The first set of IDs that we can see, these have the substring 'Cards' in the column title, are the values in the UK Horse Racing database when the cards are being processed. At the time of data production we don't know if the race is going to be run and we don't even know if the meeting is even running nor do we know if the horse itself is running. But, at the time of producing the ratings these are our IDs for these items within our database.
When we produce the ratings each day the thing we do as a part of the process is to import any results which need to be added. At the same time any cards data (i.e. entries without results) are removed from the database and then only when we get that data for that race, which may take a few days to gather is it added in.
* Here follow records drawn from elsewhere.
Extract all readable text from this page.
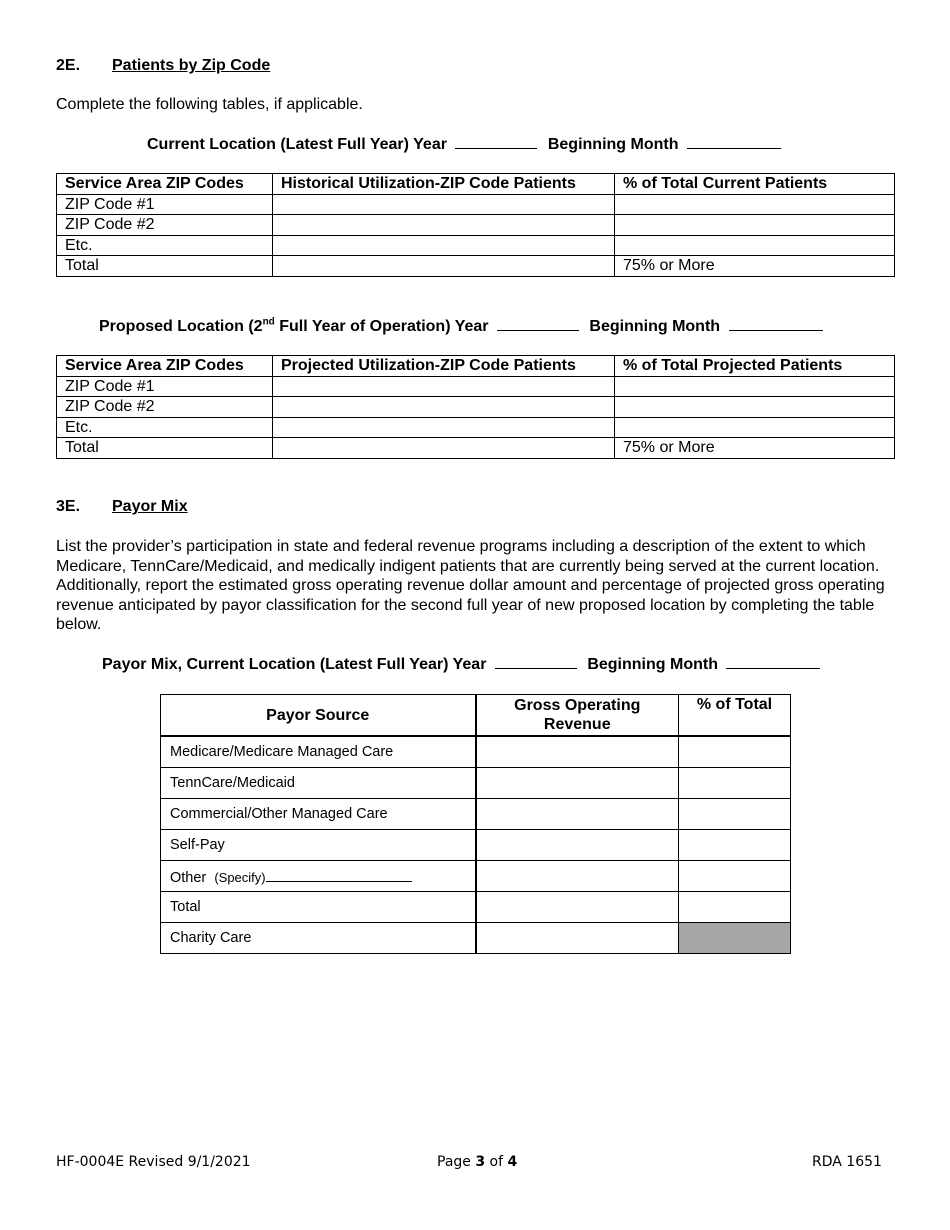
2E. Patients by Zip Code
Complete the following tables, if applicable.
Current Location (Latest Full Year) Year	Beginning Month
Service Area ZIP Codes	Historical Utilization-ZIP Code Patients	% of Total Current Patients
ZIP Code #1		
ZIP Code #2		
Etc.		
Total		75% or More
Proposed Location (2nd Full Year of Operation) Year	Beginning Month
Service Area ZIP Codes	Projected Utilization-ZIP Code Patients	% of Total Projected Patients
ZIP Code #1		
ZIP Code #2		
Etc.		
Total		75% or More
3E. Payor Mix
List the provider’s participation in state and federal revenue programs including a description of the extent to which Medicare, TennCare/Medicaid, and medically indigent patients that are currently being served at the current location. Additionally, report the estimated gross operating revenue dollar amount and percentage of projected gross operating revenue anticipated by payor classification for the second full year of new proposed location by completing the table below.
Payor Mix, Current Location (Latest Full Year) Year	Beginning Month
Payor Source	Gross Operating Revenue	% of Total
Medicare/Medicare Managed Care		
TennCare/Medicaid		
Commercial/Other Managed Care		
Self-Pay		
Other (Specify)		
Total		
Charity Care		
HF-0004E Revised 9/1/2021	Page 3 of 4	RDA 1651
This can't be changed it's the way that the Model's database was designed. The reasons why isn't pertinent to the discussion but this is how the data is handled within the database.
Not only does it take a day or so to get the full data for results into the database because we start the ratings run before the day's racing has finished but we have races that don't happen, we have horses which don't run and we get important overseas results coming in.
So this means then that the RaceID for the cards is going to nearly always different to the final set of RaceIDs when we come to the results. Which is why column FJ is going to be different to column QS. And unless it's a new trainer or a new course then we could expect that the early IDs for trainers and courses will be the same as the result IDs.
It can be seen that the data within FJ to FN are temporary values and have no long term validity. Why are they placed into the CSV file then if they can cause confusion? Simply because members asked for this data even though there could be confusion. I have to state that, in my defence, that I didn't want to add the 'early' data because of the potential for confusion and that we could, and would, end up with two entries with the same unique Entry ID. However, the requests were made and this data was added.
The data that comes in the columns QS to QX is the data that's in the UKHR database here and this will be set in stone. So in our database course 561 will be Ffos Las, Jockey 10791 will be Mr Sheehan and so on. This is the data that should be used if one imports the Results CSV into one's database.
I hope that this clarifies the situation and explains why there's two set of IDs and if one wishes to use our ID values then please use the data within columns QS to QX which, of course, will only be found in the Results CSV files.